Как бы там ни было, но Пентауров, переселившись в Рязань, сделал всего три-четыре официальных визита и затворился в своих палатах. Псовой охоты, излюбленного тогда занятия помещиков, он терпеть не мог и не держал, хозяйством лично не занимался и чем наполнял свои досуги опять-таки было неизвестно.
И вдруг через два года в полном безмолвия парке Пентаурова застучали топоры и плотники стали возводить какое-то строение.
Первою всполошилась Клавдия Алексеевна Соловьева, девица лет тридцати пяти, необычайно длинная и сухопарая и чрезвычайно интересовавшаяся всем, что ни происходило в городе.
Уже больше недели назад, проходя мимо парка, она приметила, что к нему начали свозить бревна.
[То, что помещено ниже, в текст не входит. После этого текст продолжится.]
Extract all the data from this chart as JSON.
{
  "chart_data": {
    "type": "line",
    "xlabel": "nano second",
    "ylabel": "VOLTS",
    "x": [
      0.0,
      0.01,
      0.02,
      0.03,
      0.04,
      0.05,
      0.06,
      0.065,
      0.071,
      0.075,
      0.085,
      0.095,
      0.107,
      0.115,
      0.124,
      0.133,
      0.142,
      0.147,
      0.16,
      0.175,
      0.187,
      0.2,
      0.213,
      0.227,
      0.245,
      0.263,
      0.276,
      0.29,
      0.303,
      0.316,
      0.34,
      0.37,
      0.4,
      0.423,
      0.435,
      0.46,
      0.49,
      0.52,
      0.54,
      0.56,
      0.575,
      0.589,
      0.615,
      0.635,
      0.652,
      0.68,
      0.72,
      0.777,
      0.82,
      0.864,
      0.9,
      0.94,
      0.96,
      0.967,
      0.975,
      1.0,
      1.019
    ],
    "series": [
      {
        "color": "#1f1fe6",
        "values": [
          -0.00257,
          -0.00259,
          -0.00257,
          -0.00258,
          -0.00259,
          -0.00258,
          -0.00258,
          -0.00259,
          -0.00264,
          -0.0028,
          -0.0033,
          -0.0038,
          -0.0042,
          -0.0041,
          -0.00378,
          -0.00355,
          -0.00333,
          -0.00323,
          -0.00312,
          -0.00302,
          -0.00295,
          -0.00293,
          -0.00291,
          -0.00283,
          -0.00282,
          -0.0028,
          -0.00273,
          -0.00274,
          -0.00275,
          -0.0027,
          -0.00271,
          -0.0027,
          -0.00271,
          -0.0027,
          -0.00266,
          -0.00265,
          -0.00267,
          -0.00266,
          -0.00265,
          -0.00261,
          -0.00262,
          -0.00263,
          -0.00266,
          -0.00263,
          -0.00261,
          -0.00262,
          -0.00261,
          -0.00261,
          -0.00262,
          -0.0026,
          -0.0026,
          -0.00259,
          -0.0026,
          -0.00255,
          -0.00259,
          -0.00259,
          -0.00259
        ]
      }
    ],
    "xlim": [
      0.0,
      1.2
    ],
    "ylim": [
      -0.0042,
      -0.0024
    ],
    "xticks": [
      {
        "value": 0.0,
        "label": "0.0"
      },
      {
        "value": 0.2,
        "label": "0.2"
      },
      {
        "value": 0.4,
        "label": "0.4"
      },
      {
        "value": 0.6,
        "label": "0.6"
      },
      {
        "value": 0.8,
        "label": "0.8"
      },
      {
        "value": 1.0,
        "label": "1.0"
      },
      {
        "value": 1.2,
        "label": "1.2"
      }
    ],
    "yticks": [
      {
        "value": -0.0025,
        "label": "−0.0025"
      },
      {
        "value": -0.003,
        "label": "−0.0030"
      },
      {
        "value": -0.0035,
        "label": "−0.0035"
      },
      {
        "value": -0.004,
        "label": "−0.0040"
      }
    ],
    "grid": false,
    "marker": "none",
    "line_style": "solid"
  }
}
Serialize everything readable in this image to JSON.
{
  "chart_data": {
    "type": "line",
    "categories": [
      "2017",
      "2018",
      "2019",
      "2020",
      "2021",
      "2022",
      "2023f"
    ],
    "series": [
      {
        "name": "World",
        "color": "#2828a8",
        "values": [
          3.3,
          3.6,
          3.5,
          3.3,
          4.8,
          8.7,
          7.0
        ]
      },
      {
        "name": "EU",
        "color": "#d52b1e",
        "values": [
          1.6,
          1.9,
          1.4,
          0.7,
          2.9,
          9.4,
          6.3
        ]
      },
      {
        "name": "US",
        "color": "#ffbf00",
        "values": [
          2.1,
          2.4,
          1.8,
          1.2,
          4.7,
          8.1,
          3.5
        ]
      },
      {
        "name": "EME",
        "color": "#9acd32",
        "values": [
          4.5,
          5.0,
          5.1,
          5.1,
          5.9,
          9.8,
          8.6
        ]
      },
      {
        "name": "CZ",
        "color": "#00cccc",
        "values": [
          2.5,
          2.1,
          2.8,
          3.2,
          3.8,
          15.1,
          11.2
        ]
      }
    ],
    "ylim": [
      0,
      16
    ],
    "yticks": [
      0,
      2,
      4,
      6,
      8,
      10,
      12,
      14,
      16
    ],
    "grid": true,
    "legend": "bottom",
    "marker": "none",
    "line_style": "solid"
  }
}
Она остановилась и обратилась к возчикам с вопросом, зачем они привезли бревна.
Бородатый, осанистый мужик в белой посконной рубахе [1] и синих штанах глянул на тощую, как шест, незнакомую не то барыню, не то барышню, бывшую, несмотря на жаркий июньский день, в толстой черной мантилье и под раскрытым огромным, что верхушка копны, порыжелым зонтом. Маленькие черные глазки Клавдии Алексеевны оживленно бегали то по бревнам, то по лицам артели, то по части парка, прилегавшей к забору. Но разгадки происходившему ниоткуда не появлялось.
— Велено… — отозвался возчик.
— Кто велел?
— Барин, стало быть, наш; Пентауровские мы.
— Зачем?
— Этого мы знать не можем!
Мужик ухватил за конец бревно и стал подымать его через колесо.
— Строиться, что ли, хочет ваш барин, или забор будут поправлять?
— Забор?… — Мужик гак неопределенно произнес эго слово, что Клавдия Алексеевна сочла его за утвердительный ответ и, не видя больше ничего интересного кругом, поспешила дальше, чтобы успеть первой разнести весть, что Пентауров наконец зашевелился и решил поправлять свой значительно пообветшавший забор.
— Ну и ду-у-ра!… — протянул мужик, когда она отошла на значительное расстояние. — Таки бревна да на забор?
— Что с нее взять? — ответил другой, как бы сожалеючи. — Видал, чать, какая у нее головка, что куричья, на спичке взоткнута. А глаза-то, братцы? Ровно блохи прыгают!
Мужики захохотали.
На другой день на место предстоящих работ, дыша, что запаленный конь, прикатился Арефий Петрович Званцев.
Званцев был не только известен решительно всей Рязани, но и весьма любим всем дворянством ее. Любили его прежде всего за наружный вид, сразу заставлявший улыбаться людей: он состоял как бы из двух арбузов, — маленького и большого, поставленных друг на друга. Верхний, маленький арбуз, цвета новорожденного поросенка, был всегда тщательно выбрит и спереди, кроме щелок для глаз и рта, имел красную пуговку — носик и по бокам пару больших, словно приклеенных, ушей. Нижний арбуз и короткие ножки облекала коричневая пара.